Comment by fidotron
4 hours ago
The requirement that amazes me they never gone absolutely done for was that to get certified (to carry the Play Store) you must not release any Android devices which are not certified.
i.e. a given manufacturer would not be able to sell Google based Android devices and separate non-Google based Android devices.
It's as if being able to bundle Windows OEM licenses was reliant on not selling any models with Linux.
Perhaps not "absolutely done for," but there was meaningful action here that resulted in a 4.3 billion EUR fine (of which only 200 million was reversed on appeal).
The action was based partially on the Anti-Fragmentation Agreements (AFAs) mentioned above: https://www.clearyantitrustwatch.com/2022/09/the-general-cou...

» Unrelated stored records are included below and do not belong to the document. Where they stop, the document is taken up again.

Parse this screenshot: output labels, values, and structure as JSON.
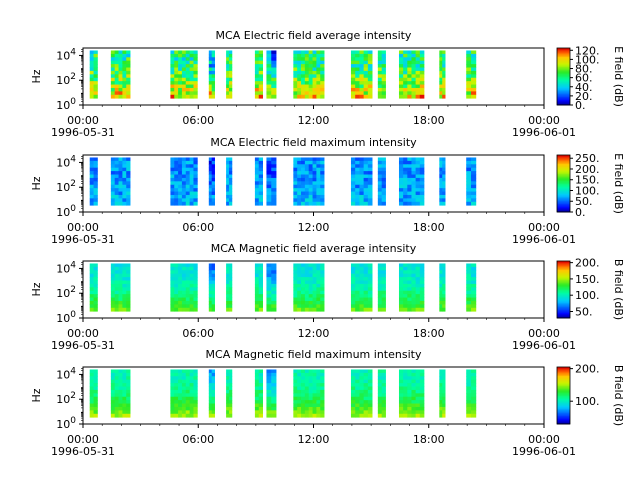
{
  "chart_data": [
    {
      "type": "heatmap",
      "title": "MCA  Electric field average intensity",
      "ylabel": "Hz",
      "y_tick_labels": [
        "10^0",
        "10^2",
        "10^4"
      ],
      "x_tick_labels": [
        "00:00",
        "06:00",
        "12:00",
        "18:00",
        "00:00"
      ],
      "x_date_labels": [
        "1996-05-31",
        "1996-06-01"
      ],
      "x_range": [
        "1996-05-31T00:00",
        "1996-06-01T00:00"
      ],
      "colorbar": {
        "label": "E field (dB)",
        "range": [
          0,
          125
        ],
        "tick_labels": [
          "0.",
          "20.",
          "40.",
          "60.",
          "80.",
          "100.",
          "120."
        ]
      },
      "data_intervals_hours": [
        [
          0.35,
          0.75
        ],
        [
          1.45,
          2.45
        ],
        [
          4.55,
          5.95
        ],
        [
          6.55,
          6.85
        ],
        [
          7.45,
          7.75
        ],
        [
          8.95,
          9.35
        ],
        [
          9.55,
          10.05
        ],
        [
          10.95,
          12.55
        ],
        [
          13.95,
          15.05
        ],
        [
          15.35,
          15.75
        ],
        [
          16.45,
          17.75
        ],
        [
          18.55,
          18.85
        ],
        [
          19.95,
          20.45
        ]
      ],
      "intensity_profile": {
        "base": 60,
        "low_freq_boost": 40,
        "var": 25
      }
    },
    {
      "type": "heatmap",
      "title": "MCA  Electric field maximum intensity",
      "ylabel": "Hz",
      "y_tick_labels": [
        "10^0",
        "10^2",
        "10^4"
      ],
      "x_tick_labels": [
        "00:00",
        "06:00",
        "12:00",
        "18:00",
        "00:00"
      ],
      "x_date_labels": [
        "1996-05-31",
        "1996-06-01"
      ],
      "x_range": [
        "1996-05-31T00:00",
        "1996-06-01T00:00"
      ],
      "colorbar": {
        "label": "E field (dB)",
        "range": [
          0,
          265
        ],
        "tick_labels": [
          "0.",
          "50.",
          "100.",
          "150.",
          "200.",
          "250."
        ]
      },
      "data_intervals_hours": [
        [
          0.35,
          0.75
        ],
        [
          1.45,
          2.45
        ],
        [
          4.55,
          5.95
        ],
        [
          6.55,
          6.85
        ],
        [
          7.45,
          7.75
        ],
        [
          8.95,
          9.35
        ],
        [
          9.55,
          10.05
        ],
        [
          10.95,
          12.55
        ],
        [
          13.95,
          15.05
        ],
        [
          15.35,
          15.75
        ],
        [
          16.45,
          17.75
        ],
        [
          18.55,
          18.85
        ],
        [
          19.95,
          20.45
        ]
      ],
      "intensity_profile": {
        "base": 65,
        "low_freq_boost": 10,
        "var": 25
      }
    },
    {
      "type": "heatmap",
      "title": "MCA  Magnetic field average intensity",
      "ylabel": "Hz",
      "y_tick_labels": [
        "10^0",
        "10^2",
        "10^4"
      ],
      "x_tick_labels": [
        "00:00",
        "06:00",
        "12:00",
        "18:00",
        "00:00"
      ],
      "x_date_labels": [
        "1996-05-31",
        "1996-06-01"
      ],
      "x_range": [
        "1996-05-31T00:00",
        "1996-06-01T00:00"
      ],
      "colorbar": {
        "label": "B field (dB)",
        "range": [
          30,
          205
        ],
        "tick_labels": [
          "50.",
          "100.",
          "150.",
          "200."
        ]
      },
      "data_intervals_hours": [
        [
          0.35,
          0.75
        ],
        [
          1.45,
          2.45
        ],
        [
          4.55,
          5.95
        ],
        [
          6.55,
          6.85
        ],
        [
          7.45,
          7.75
        ],
        [
          8.95,
          9.35
        ],
        [
          9.55,
          10.05
        ],
        [
          10.95,
          12.55
        ],
        [
          13.95,
          15.05
        ],
        [
          15.35,
          15.75
        ],
        [
          16.45,
          17.75
        ],
        [
          18.55,
          18.85
        ],
        [
          19.95,
          20.45
        ]
      ],
      "intensity_profile": {
        "base": 95,
        "low_freq_boost": 45,
        "var": 10
      }
    },
    {
      "type": "heatmap",
      "title": "MCA  Magnetic field maximum intensity",
      "ylabel": "Hz",
      "y_tick_labels": [
        "10^0",
        "10^2",
        "10^4"
      ],
      "x_tick_labels": [
        "00:00",
        "06:00",
        "12:00",
        "18:00",
        "00:00"
      ],
      "x_date_labels": [
        "1996-05-31",
        "1996-06-01"
      ],
      "x_range": [
        "1996-05-31T00:00",
        "1996-06-01T00:00"
      ],
      "colorbar": {
        "label": "B field (dB)",
        "range": [
          30,
          205
        ],
        "tick_labels": [
          "100.",
          "200."
        ]
      },
      "data_intervals_hours": [
        [
          0.35,
          0.75
        ],
        [
          1.45,
          2.45
        ],
        [
          4.55,
          5.95
        ],
        [
          6.55,
          6.85
        ],
        [
          7.45,
          7.75
        ],
        [
          8.95,
          9.35
        ],
        [
          9.55,
          10.05
        ],
        [
          10.95,
          12.55
        ],
        [
          13.95,
          15.05
        ],
        [
          15.35,
          15.75
        ],
        [
          16.45,
          17.75
        ],
        [
          18.55,
          18.85
        ],
        [
          19.95,
          20.45
        ]
      ],
      "intensity_profile": {
        "base": 105,
        "low_freq_boost": 45,
        "var": 10
      }
    }
  ]
}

IMO there should be mechanisms that prevent this kind of thing from ever occurring, but regulating this in a way that doesn't meaningfully impede other (benign) certification programs is a complex design space indeed!
ugh?
Huawei sell both. Not in the same market, but they sell both.
Wasn't this something that Microsoft actually tried at one point (and was rightly slammed for)?
It was -- and it's so blatantly anti-competitive and letter-of-the-law (at least in the US) abuse of a monopoly position that Microsoft stopped it almost as soon as they were challenged on it.